The Doctor's (not) in (yet): From Theory to Practice
A pretty busy and exciting week! I’m drowning in housewares and moving boxes (next week I’m changing my turf to the seaside!!), recovering from my very exhausting karate weekend leaving me with soreness and bruises and attended my supervisor’s inaugural professorial address about marine wildlife tourism (and mermaiding!). Once more I could enjoy nibbles and booze and caught up with my secondary supervisor to arrange an opportunity to appear as a visiting researcher at the University of the Sunshine Coast later this year. Phew.
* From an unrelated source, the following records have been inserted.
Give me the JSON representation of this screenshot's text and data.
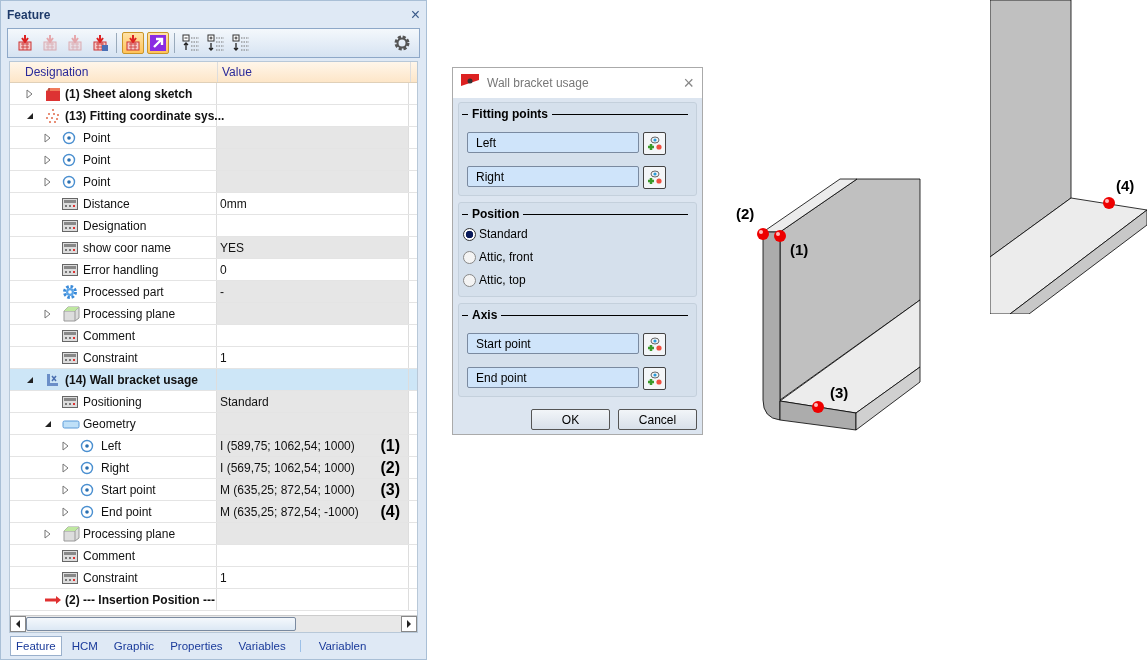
{
  "panel": {
    "title": "Feature",
    "close": "×"
  },
  "toolbar": [
    {
      "kind": "insert",
      "on": false,
      "disabled": false
    },
    {
      "kind": "insert",
      "on": false,
      "disabled": true
    },
    {
      "kind": "insert",
      "on": false,
      "disabled": true
    },
    {
      "kind": "insert-edit",
      "on": false,
      "disabled": false
    },
    {
      "kind": "separator"
    },
    {
      "kind": "insert",
      "on": true,
      "disabled": false
    },
    {
      "kind": "arrow",
      "on": true,
      "disabled": false
    },
    {
      "kind": "separator"
    },
    {
      "kind": "collapse",
      "on": false,
      "disabled": false
    },
    {
      "kind": "expand-level",
      "on": false,
      "disabled": false
    },
    {
      "kind": "expand",
      "on": false,
      "disabled": false
    },
    {
      "kind": "settings",
      "on": false,
      "disabled": false
    }
  ],
  "table": {
    "columns": [
      "Designation",
      "Value"
    ],
    "rows": [
      {
        "label": "(1) Sheet along sketch",
        "kind": "sheet",
        "expanded": false,
        "selected": false,
        "read_only": false
      },
      {
        "label": "(13) Fitting coordinate sys...",
        "kind": "coordinates",
        "expanded": true,
        "selected": false,
        "read_only": false,
        "children": [
          {
            "label": "Point",
            "kind": "point",
            "expanded": false,
            "selected": false,
            "read_only": true
          },
          {
            "label": "Point",
            "kind": "point",
            "expanded": false,
            "selected": false,
            "read_only": true
          },
          {
            "label": "Point",
            "kind": "point",
            "expanded": false,
            "selected": false,
            "read_only": true
          },
          {
            "label": "Distance",
            "value": "0mm",
            "kind": "parameter",
            "selected": false,
            "read_only": false
          },
          {
            "label": "Designation",
            "kind": "parameter",
            "selected": false,
            "read_only": false
          },
          {
            "label": "show coor name",
            "value": "YES",
            "kind": "parameter",
            "selected": false,
            "read_only": true
          },
          {
            "label": "Error handling",
            "value": "0",
            "kind": "parameter",
            "selected": false,
            "read_only": false
          },
          {
            "label": "Processed part",
            "value": "-",
            "kind": "gear",
            "selected": false,
            "read_only": true
          },
          {
            "label": "Processing plane",
            "kind": "plane",
            "expanded": false,
            "selected": false,
            "read_only": true
          },
          {
            "label": "Comment",
            "kind": "parameter",
            "selected": false,
            "read_only": false
          },
          {
            "label": "Constraint",
            "value": "1",
            "kind": "parameter",
            "selected": false,
            "read_only": false
          }
        ]
      },
      {
        "label": "(14) Wall bracket usage",
        "kind": "bracket",
        "expanded": true,
        "selected": true,
        "read_only": false,
        "children": [
          {
            "label": "Positioning",
            "value": "Standard",
            "kind": "parameter",
            "selected": false,
            "read_only": true
          },
          {
            "label": "Geometry",
            "kind": "geometry",
            "expanded": true,
            "selected": false,
            "read_only": true,
            "children": [
              {
                "label": "Left",
                "value": "I  (589,75; 1062,54; 1000)",
                "annotation": "(1)",
                "kind": "point",
                "expanded": false,
                "selected": false,
                "read_only": true
              },
              {
                "label": "Right",
                "value": "I  (569,75; 1062,54; 1000)",
                "annotation": "(2)",
                "kind": "point",
                "expanded": false,
                "selected": false,
                "read_only": true
              },
              {
                "label": "Start point",
                "value": "M  (635,25; 872,54; 1000)",
                "annotation": "(3)",
                "kind": "point",
                "expanded": false,
                "selected": false,
                "read_only": true
              },
              {
                "label": "End point",
                "value": "M  (635,25; 872,54; -1000)",
                "annotation": "(4)",
                "kind": "point",
                "expanded": false,
                "selected": false,
                "read_only": true
              }
            ]
          },
          {
            "label": "Processing plane",
            "kind": "plane",
            "expanded": false,
            "selected": false,
            "read_only": true
          },
          {
            "label": "Comment",
            "kind": "parameter",
            "selected": false,
            "read_only": false
          },
          {
            "label": "Constraint",
            "value": "1",
            "kind": "parameter",
            "selected": false,
            "read_only": false
          }
        ]
      },
      {
        "label": "(2) --- Insertion Position ---",
        "kind": "arrow",
        "selected": false,
        "read_only": false
      }
    ]
  },
  "tabs": [
    {
      "label": "Feature",
      "selected": true
    },
    {
      "label": "HCM",
      "selected": false
    },
    {
      "label": "Graphic",
      "selected": false
    },
    {
      "label": "Properties",
      "selected": false
    },
    {
      "label": "Variables",
      "selected": false
    },
    {
      "label": "Variablen",
      "selected": false
    }
  ],
  "dialog": {
    "title": "Wall bracket usage",
    "close": "×",
    "groups": [
      {
        "title": "Fitting points",
        "kind": "fields",
        "fields": [
          "Left",
          "Right"
        ]
      },
      {
        "title": "Position",
        "kind": "radios",
        "options": [
          {
            "label": "Standard",
            "selected": true
          },
          {
            "label": "Attic, front",
            "selected": false
          },
          {
            "label": "Attic, top",
            "selected": false
          }
        ]
      },
      {
        "title": "Axis",
        "kind": "fields",
        "fields": [
          "Start point",
          "End point"
        ]
      }
    ],
    "buttons": [
      "OK",
      "Cancel"
    ]
  },
  "viewport": {
    "labels_front": [
      "(2)",
      "(1)",
      "(3)"
    ],
    "labels_back": [
      "(4)"
    ]
  }
}
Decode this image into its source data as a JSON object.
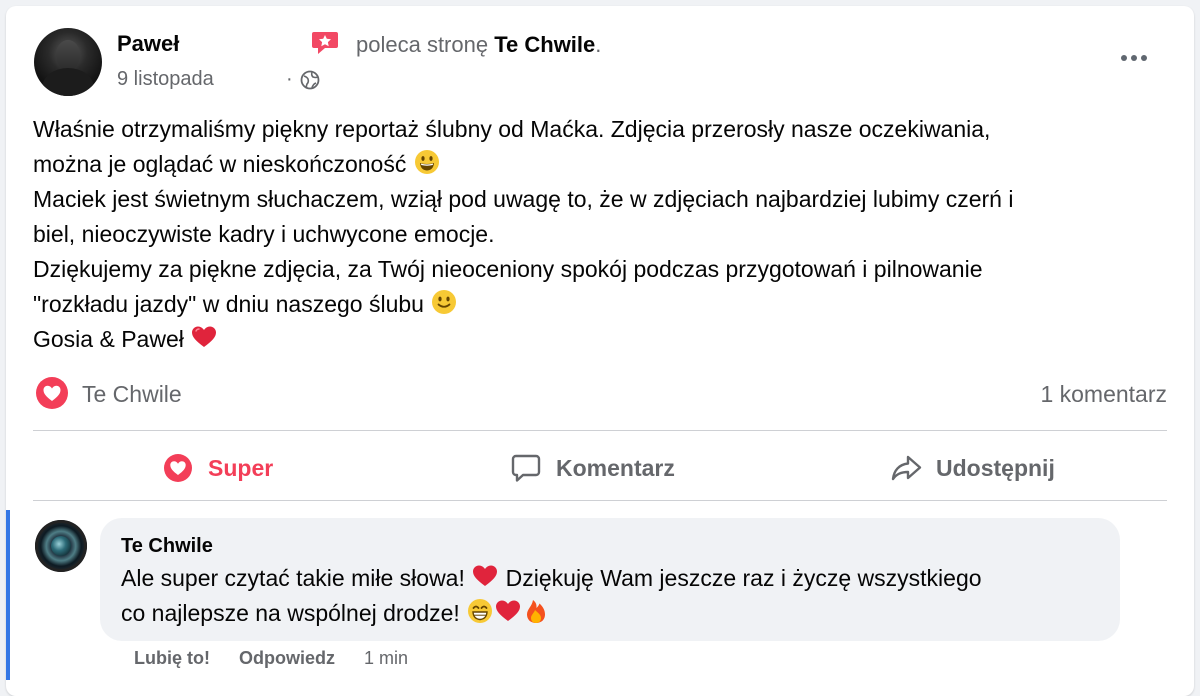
{
  "post": {
    "author": "Paweł",
    "recommendation_prefix": "poleca stronę",
    "recommended_page": "Te Chwile",
    "recommendation_suffix": ".",
    "date": "9 listopada",
    "separator": "·",
    "body": {
      "line1": "Właśnie otrzymaliśmy piękny reportaż ślubny od Maćka. Zdjęcia przerosły nasze oczekiwania,",
      "line2": "można je oglądać w nieskończoność",
      "line3": "Maciek jest świetnym słuchaczem, wziął pod uwagę to, że w zdjęciach najbardziej lubimy czerń i",
      "line4": "biel, nieoczywiste kadry i uchwycone emocje.",
      "line5": "Dziękujemy za piękne zdjęcia, za Twój nieoceniony spokój podczas przygotowań i pilnowanie",
      "line6": "\"rozkładu jazdy\" w dniu naszego ślubu",
      "line7": "Gosia & Paweł"
    },
    "reaction_name": "Te Chwile",
    "comment_count": "1 komentarz"
  },
  "actions": {
    "like_label": "Super",
    "comment_label": "Komentarz",
    "share_label": "Udostępnij"
  },
  "comment": {
    "author": "Te Chwile",
    "line1": "Ale super czytać takie miłe słowa!",
    "line1b": "Dziękuję Wam jeszcze raz i życzę wszystkiego",
    "line2": "co najlepsze na wspólnej drodze!",
    "like_label": "Lubię to!",
    "reply_label": "Odpowiedz",
    "time": "1 min"
  },
  "colors": {
    "accent_like": "#f33e58",
    "secondary_text": "#65676b",
    "bubble_bg": "#f0f2f5",
    "thread_indicator": "#3578e5"
  },
  "icons": [
    "star-badge-icon",
    "globe-icon",
    "more-icon",
    "heart-reaction-icon",
    "comment-icon",
    "share-icon",
    "grinning-emoji",
    "slightly-smiling-emoji",
    "heart-emoji",
    "beaming-emoji",
    "fire-emoji"
  ]
}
The most exciting part, however, came up yesterday when I found out that I’ve been appointed to be a panel member for the new responsible whale-watching certification programme!!
Um, what’s that? The certification programme initiated by the World Cetacean Alliance is the very first of its kind which will put a particular (and hopefully a high one!) standard in commercial cetacean watching operations. With the certification, operators can become more distinct and marine wildlife enthusiasts will know immediately, whether a chosen operator acts responsibly around whales, dolphins and porpoises. And yes, tour guests shouldn’t be underestimated since many people have a good awareness of ethical wildlife encounters these days.
So what is my part then? Well, I’ll be one of those who will set these standards that are based on the WCA global best-practice guidance for responsible whale and dolphin watching. This document was launched about a year ago in which you can find my two cents as well, particularly on in-water interactions since this is my main area of expertise. So basically I’ll help to think of the criteria that have to be met by an operator when the company wants to be certified. The review panel consists of eight members (scientists, managers, tour operators, educators etc.) who have many years of experience and I’m completely over the moon that I can be part of this.
Working on the theory for almost ten years now being able to take action and to be a decision-maker feels incredibly empowering and I’d like to thank WCA at this stage for the trust and faith in my abilities to assign me to this responsible position. Ever since I’ve read the work of my supervisors I wanted to fill their shoes one day (even when I know their shoe sizes exceed mine in an astronomical magnitude, haha) and when I’ve listened to my supervisor’s speech and his academic journey I remembered that anything’s possible, particularly with great mentors.